Seyyid Fehim Arvasi, büyük âlim ve veli.
Sohbeti, herkes için olurdu faideli.
O bir gün buyurdu ki: (Biz çok seviniyoruz.
İslam âlimlerini zira çok seviyoruz.
Eğer bu büyükleri tanımasa idik biz,
Dünya ve ahirette, harab idi halimiz.
Büyükleri tanımak, en büyük bir rütbedir.
Bu rütbe, her makam ve mevkiin üstündedir.
Bu rütbenin önüne, eğer mesleğinizi,
Alacak olursanız, bu, zelil eder sizi.
Eğer sen tabip isen, tek tabip sen değilsin.
Onbinlerce tabipten, ancak bir tanesisin.
Ama sen, bundan evvel, ehl-i sünnet üzere,
Doğru iman sahibi müslümansın bir kere.
Sonra da bir Veli’yi, bir Allah dostunu, sen,
Tanıyıp seviyorsun, şeref budur esasen.
Bu şerefin yanında, diğer makam ve mevki,
Gibi şeyler, kıymetten mahrumdur elbetteki.
Vardı Sahabeden de, meslek ehli kişiler.
Lakin bahis konusu olmazdı öyle işler.
Onlarda, tek ve ortak bir hususiyet vardı.
O da, Resulullahın Sahabesi olmaktı.
Zira hazret-i Ömer, buyurur ki bu babta:
(Bizler bulduk şerefi, asıl Eshap olmakta.
Eğer Eshap olmanın üstünde, başka şeref,
Ararsanız, çok zelil olursunuz malesef.)
Çünkü Eshaptan olmak, zirvede bir noktadır.
Daha çıkmak isteyen, aşağı yuvarlanır.
Bizler, Resulullahı görmedikse de, fakat,
Onun varislerini tanıdık, bu hakikat.
O gün, Resulullahın kalbinden çıkan nurlar,
Her an, bu büyüklerin kalbinden yayılırlar.
Hem de hiç azalmadan, bir değişme olmadan,
Dünyanın her yerine yayılıyor durmadan.
Böyle büyük veliler, her devirde bulunmaz.
Uzun seneler sonra bulunurlar gayet az.
Böyle büyük zatları, sevmek ve tâbi olmak,
Kolay ele geçmeyen bir nimettir muhakkak.
Yapılacak bir tek iş, ona teslim olmaktır.
Yani kendine değil, o büyüğe uymaktır.
Bir Allah adamını seviyorsa bir insan,
Ona bahşedilmiştir, büyük nimet ve ihsan.
Dünyada, bundan büyük bir nimet yoktur daha.

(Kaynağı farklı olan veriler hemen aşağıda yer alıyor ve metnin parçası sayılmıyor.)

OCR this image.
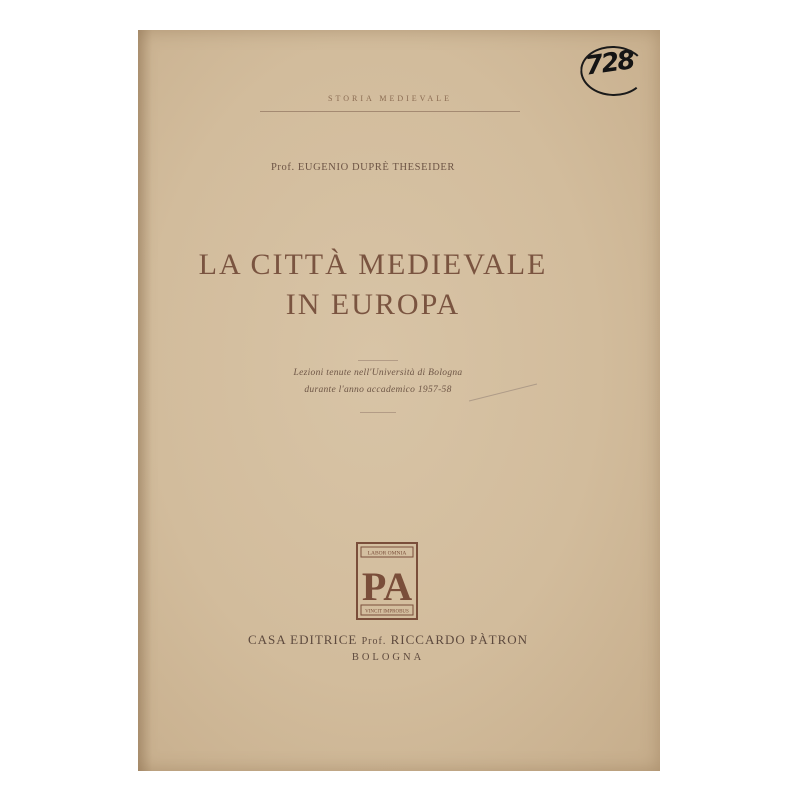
728
STORIA MEDIEVALE
Prof. EUGENIO DUPRÈ THESEIDER
LA CITTÀ MEDIEVALE
IN EUROPA
Lezioni tenute nell'Università di Bologna
durante l'anno accademico 1957-58
LABOR OMNIA
PA
VINCIT IMPROBUS
CASA EDITRICE Prof. RICCARDO PÀTRON
BOLOGNA
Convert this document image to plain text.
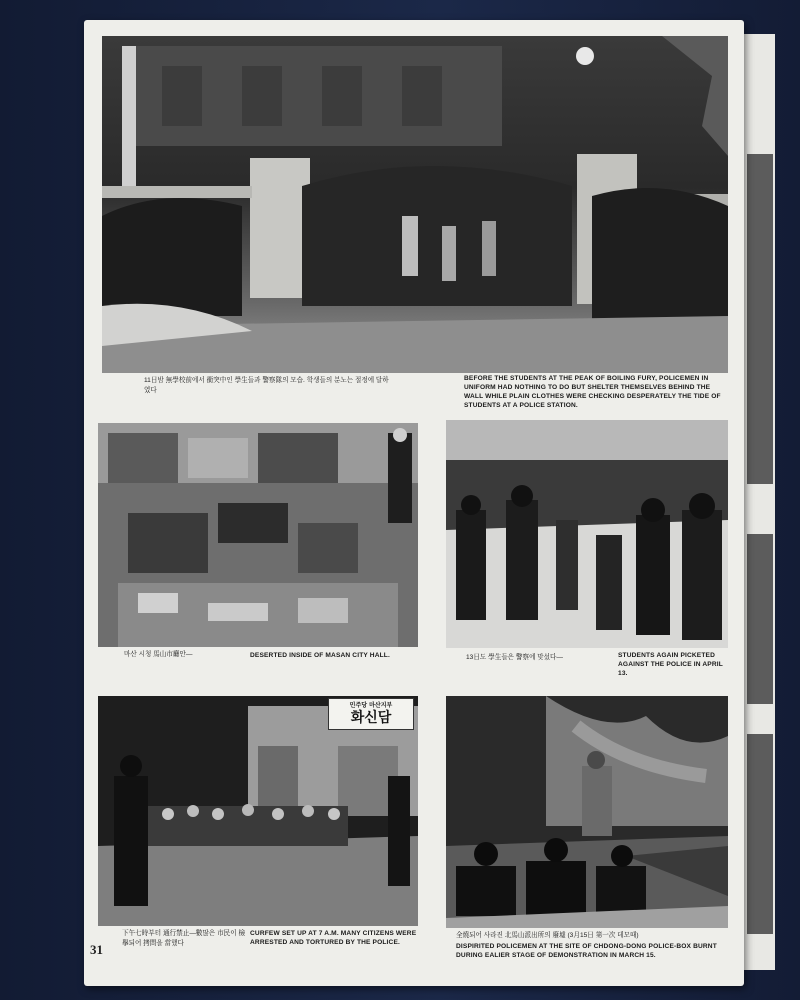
11日밤 無學校前에서 衝突中인 學生들과 警察隊의 모습. 학생들의 분노는 절정에 달하였다
BEFORE THE STUDENTS AT THE PEAK OF BOILING FURY, POLICEMEN IN UNIFORM HAD NOTHING TO DO BUT SHELTER THEMSELVES BEHIND THE WALL WHILE PLAIN CLOTHES WERE CHECKING DESPERATELY THE TIDE OF STUDENTS AT A POLICE STATION.
마산 시청 馬山市廳안—	DESERTED INSIDE OF MASAN CITY HALL.	13日도 學生들은 警察에 맞섰다—	STUDENTS AGAIN PICKETED AGAINST THE POLICE IN APRIL 13.
민주당 마산지부
화신담
下午七時부터 通行禁止—數많은 市民이 檢擧되어 拷問을 當했다
CURFEW SET UP AT 7 A.M. MANY CITIZENS WERE ARRESTED AND TORTURED BY THE POLICE.
全燒되어 사라진 北馬山派出所의 廢墟 (3月15日 第一次 데모때)
DISPIRITED POLICEMEN AT THE SITE OF CHDONG-DONG POLICE-BOX BURNT DURING EALIER STAGE OF DEMONSTRATION IN MARCH 15.
31
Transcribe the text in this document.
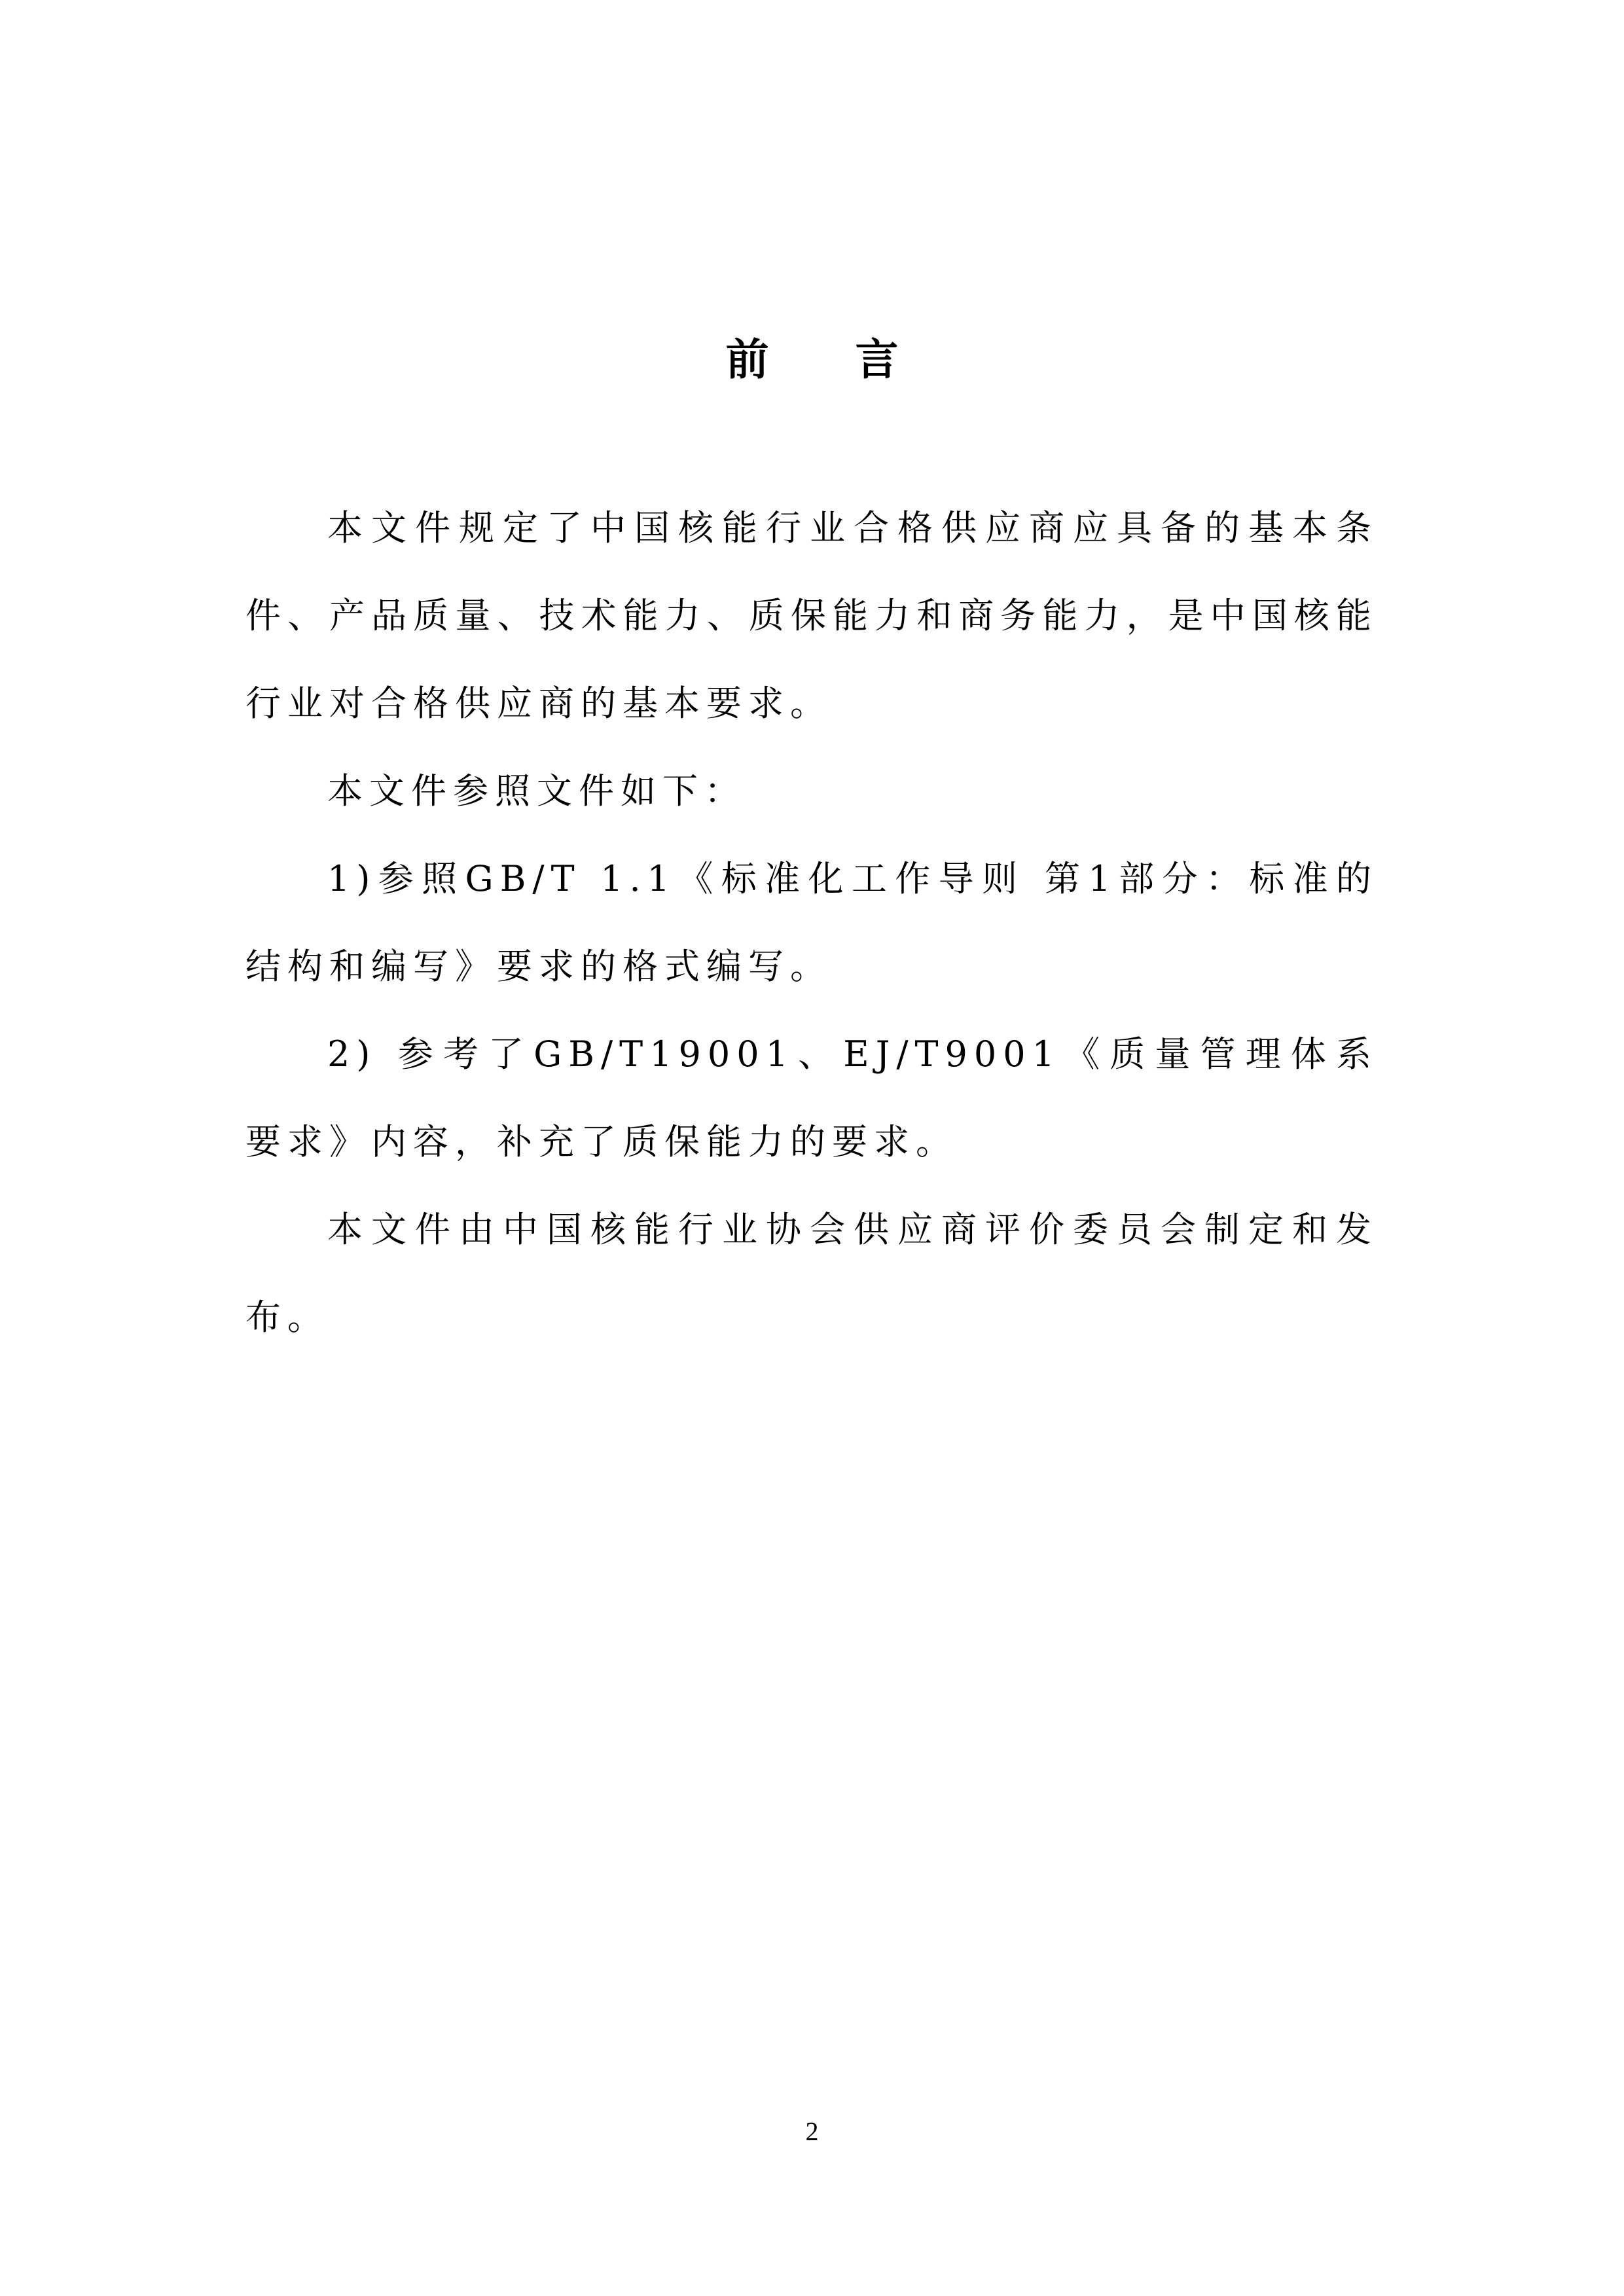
前 言

本文件规定了中国核能行业合格供应商应具备的基本条件、产品质量、技术能力、质保能力和商务能力，是中国核能行业对合格供应商的基本要求。

本文件参照文件如下：

1)参照GB/T 1.1《标准化工作导则 第1部分：标准的结构和编写》要求的格式编写。

2) 参考了GB/T19001、EJ/T9001《质量管理体系 要求》内容，补充了质保能力的要求。

本文件由中国核能行业协会供应商评价委员会制定和发布。

2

Bu nimete kavuşan, şükreylesin Allah'a.
Şükür, yalnız dil ile getirilmez yerine.
Uymakla ifa olur Allah'ın her emrine.
Yani islamiyet’e sarılırsa bir insan,
Nimetlerin şükrünü, yapmış olur o zaman.
Her iyilik ve hayır, islamın içindedir.
Ona uyan, şükrünü eda etmiş demektir.